Health

Lawmakers Push for No-Surprise Billing Act

Few visits to the hospital come, according to increased numbers of patients, without a few unexpected fees attached. Surprise medical bills — those unexpected, hidden and quite expensive charges patients face that insurance companies deny – have become so overwhelming that Congress has decided to step in to address them.

A recent Kaiser Family Foundation report illustrates the risks emergency room and hospital patients face from surprise medical billing, finding that in 2017, approximately 1 in 6 of these patients had at least one out-of-network bill associated with their care. In some states, the rate of surprise billing was closer to 1 in 3 patients.

In a bill introduced by Sens. Lamar Alexander (R-Tenn.) and Patty Murray (D-Wash), new rules would eliminate surprise medical bills, as well as work to: (1) reduce prescription drug prices; (2) improve transparency in health care; (3) improve public health; and (4) improve the exchange of health information.

The Lower Health Care Costs Act of 2019 would set out specific protections for patients who are at risk of surprise bills in the following scenarios: receiving emergency care from an out-of-network facility or provider; getting elective care from an out-of-network doctor at a facility that is in the patient’s insurance network; or receiving additional, post-emergency health care at an out-of-network facility because the patient cannot travel without medical transport.

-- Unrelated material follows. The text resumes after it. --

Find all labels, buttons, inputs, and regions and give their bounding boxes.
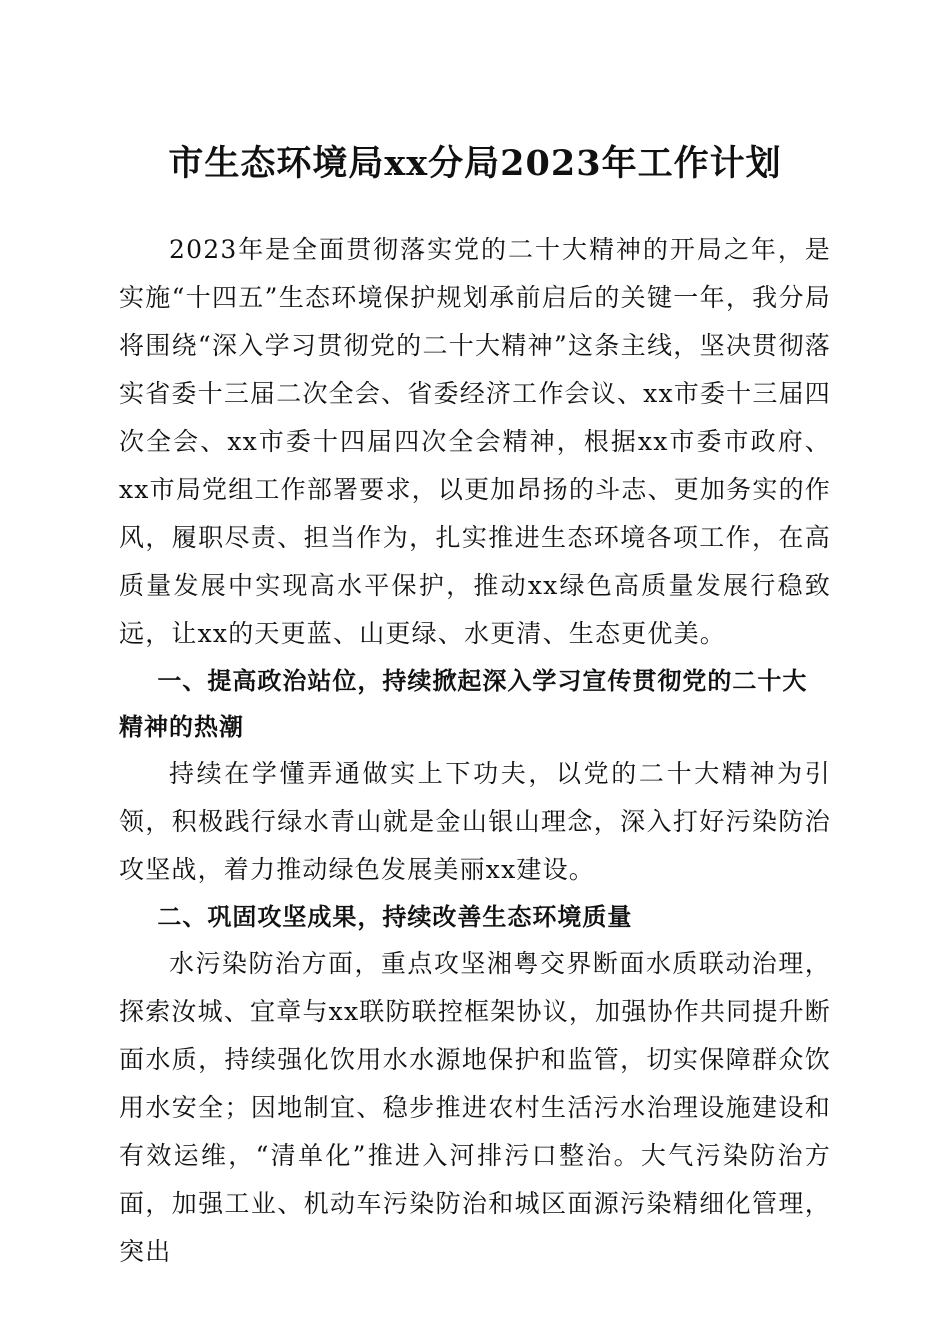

“First, it ends surprise billing. Second, it creates more transparency— there are twelve bipartisan provisions that will: eliminate gag clauses and anti-competitive terms in insurance contracts, designate a non-profit entity to unlock insurance claims for employers, ban Pharmacy Benefit Managers (PBMs) from charging more for a drug than the PBM paid for the drug, and require that patients receive more information on the cost and quality of their health care. You can’t lower your health care costs until you know what your health care actually costs,” Alexander said. “And third, it increases prescription drug competition—there are fourteen bipartisan provisions to help more low cost generic and biosimilar drugs reach patients.”

According the Coalition for Fiscal Health, charges have gone from bad to astronomical in only a few short years. They report one patient being charged $117,000 for an “assistant surgeon” fee, and another being billed nearly $1700 for a single dab of glue following a procedure.

The protections would mean that people in these situations could not be billed by their health providers for amounts outside of what their insurance covered. Similar protections would also be put in place for laboratory and imaging services as well as providers who aren’t physicians, such as nurse anesthetists.

Patients would still have to pay their insurance plan’s usual deductibles and copayments, which would count toward their health plan’s out-of-pocket maximum.